Sanders is not having a good night. Last week, we published demographic targets in each state. These were not predictions; instead, they were estimates, based on the racial composition of each state and other demographics, of how well a candidate would have to do to get half of pledged delegates nationwide.
|Alabama||Clinton +59||Clinton +30||Clinton +29|
|Arkansas||Clinton +41||Clinton +15||Clinton +26|
|Colorado||Sanders +6||Sanders +11||Clinton +5|
|Georgia||Clinton +43||Clinton +27||Clinton +16|
|Massachusetts||Clinton +3||Sanders +11||Clinton +14|
|Minnesota||Sanders +18||Sanders +21||Clinton +3|
|Oklahoma||Sanders +11||Sanders +4||Sanders +7|
|Tennessee||Clinton +35||Sanders +2||Clinton +37|
|Texas||Clinton +37||Clinton +13||Clinton +24|
|Vermont||Sanders +72||Sanders +83||Clinton +11|
|Virginia||Clinton +29||Clinton +9||Clinton +20|
|Average||Clinton +13||Sanders +3||Clinton +16|
Clinton is running ahead of her benchmarks by an average of 16 percentage points tonight, which is equivalent to her holding a 16-point lead over Sanders in national polls. Sanders won a few of his “must-win” states tonight, but not others, and the huge deficits he racked up to Clinton in Southern states will make it hard for him to make up his deficit later on.

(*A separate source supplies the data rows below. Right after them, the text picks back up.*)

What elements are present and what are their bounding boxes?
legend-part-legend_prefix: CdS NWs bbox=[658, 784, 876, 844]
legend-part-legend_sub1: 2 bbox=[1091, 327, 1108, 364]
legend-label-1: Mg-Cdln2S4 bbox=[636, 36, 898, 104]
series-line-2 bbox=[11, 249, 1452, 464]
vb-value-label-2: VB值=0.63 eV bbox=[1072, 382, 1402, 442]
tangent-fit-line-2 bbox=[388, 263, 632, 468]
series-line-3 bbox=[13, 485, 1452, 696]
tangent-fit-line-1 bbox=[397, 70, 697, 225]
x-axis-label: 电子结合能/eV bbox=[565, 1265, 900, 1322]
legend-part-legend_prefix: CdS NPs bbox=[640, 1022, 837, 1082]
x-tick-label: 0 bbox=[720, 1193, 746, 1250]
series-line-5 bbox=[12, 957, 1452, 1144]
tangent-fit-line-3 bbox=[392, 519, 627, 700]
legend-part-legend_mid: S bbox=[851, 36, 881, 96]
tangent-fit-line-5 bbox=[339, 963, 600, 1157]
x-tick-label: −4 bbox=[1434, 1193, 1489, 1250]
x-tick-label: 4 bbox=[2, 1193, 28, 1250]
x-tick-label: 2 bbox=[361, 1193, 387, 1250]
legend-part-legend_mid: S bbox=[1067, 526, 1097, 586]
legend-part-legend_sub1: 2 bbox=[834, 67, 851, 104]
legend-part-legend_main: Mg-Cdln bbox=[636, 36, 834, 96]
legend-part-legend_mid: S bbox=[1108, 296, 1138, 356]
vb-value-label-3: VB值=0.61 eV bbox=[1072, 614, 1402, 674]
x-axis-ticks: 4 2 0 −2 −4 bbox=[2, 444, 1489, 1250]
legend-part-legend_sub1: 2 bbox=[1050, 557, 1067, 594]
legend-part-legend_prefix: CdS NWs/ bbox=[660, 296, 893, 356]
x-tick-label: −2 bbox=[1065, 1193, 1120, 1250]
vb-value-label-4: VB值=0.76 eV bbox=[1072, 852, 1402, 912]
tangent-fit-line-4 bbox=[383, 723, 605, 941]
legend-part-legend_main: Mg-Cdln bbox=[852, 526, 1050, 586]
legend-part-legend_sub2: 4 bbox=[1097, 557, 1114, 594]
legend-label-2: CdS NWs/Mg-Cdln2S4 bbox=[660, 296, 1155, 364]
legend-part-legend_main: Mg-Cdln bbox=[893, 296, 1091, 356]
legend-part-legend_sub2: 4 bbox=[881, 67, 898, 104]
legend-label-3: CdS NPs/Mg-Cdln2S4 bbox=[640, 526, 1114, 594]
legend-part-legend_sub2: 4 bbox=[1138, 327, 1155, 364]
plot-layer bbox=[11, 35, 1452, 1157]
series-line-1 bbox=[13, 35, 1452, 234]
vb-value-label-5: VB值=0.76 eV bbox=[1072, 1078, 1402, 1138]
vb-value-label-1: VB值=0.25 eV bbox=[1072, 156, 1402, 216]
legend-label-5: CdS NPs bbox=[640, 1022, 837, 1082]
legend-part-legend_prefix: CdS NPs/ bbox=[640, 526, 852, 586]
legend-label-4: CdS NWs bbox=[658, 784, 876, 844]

Here’s a bad sign for Rubio’s bid to hit the 20 percent delegate threshold in Texas: In the handful of counties I’ve checked, he’s doing WORSE with election day voters than early voters. Most votes counted so far are early ballots, and he’s at just 18 percent. This would be a heartbreaking blow to Rubio’s delegate count.
Fox News called Massachusetts for Clinton. If that is correct, it’s a symbolic blow to Sanders. As I’ve mentioned over and over again, Clinton is running up huge delegate margins in the South. Sanders was hoping to win a few states despite that. And while he is likely to win four states (Colorado, Minnesota, Oklahoma and Vermont), those won’t come anywhere near helping him cut into Clinton’s large delegate lead.
Earlier today, I broke the Super Tuesday states into three categories based on their economic characteristics. So far, those groupings seem to be holding up reasonably well in the actual voting, at least on the Republican side.
With the Associated Press calling Arkansas for Trump, it now looks like Trump will win all four of the states I labeled “Southern strugglers” (Alabama, Arkansas, Georgia and Tennessee), in most cases by large margins. Cruz has won both of the “energy boomers” that have reported so far (Texas and Oklahoma), with Alaska results still outstanding. The third group, wealthier states I labeled “educated elites,” are a bit more mixed: Trump won Massachusetts overwhelmingly and Virginia narrowly. In Vermont, he’s battling with Kasich (!), and he looks likely to lose Minnesota to either Rubio or Cruz.
The Democratic race isn’t aligning as neatly with my economic groupings. As I noted earlier, Clinton won all the Southern states, but she lost Oklahoma despite winning Texas. The candidates have split the “educated elite” states so far, with Massachusetts, Minnesota and Colorado still outstanding.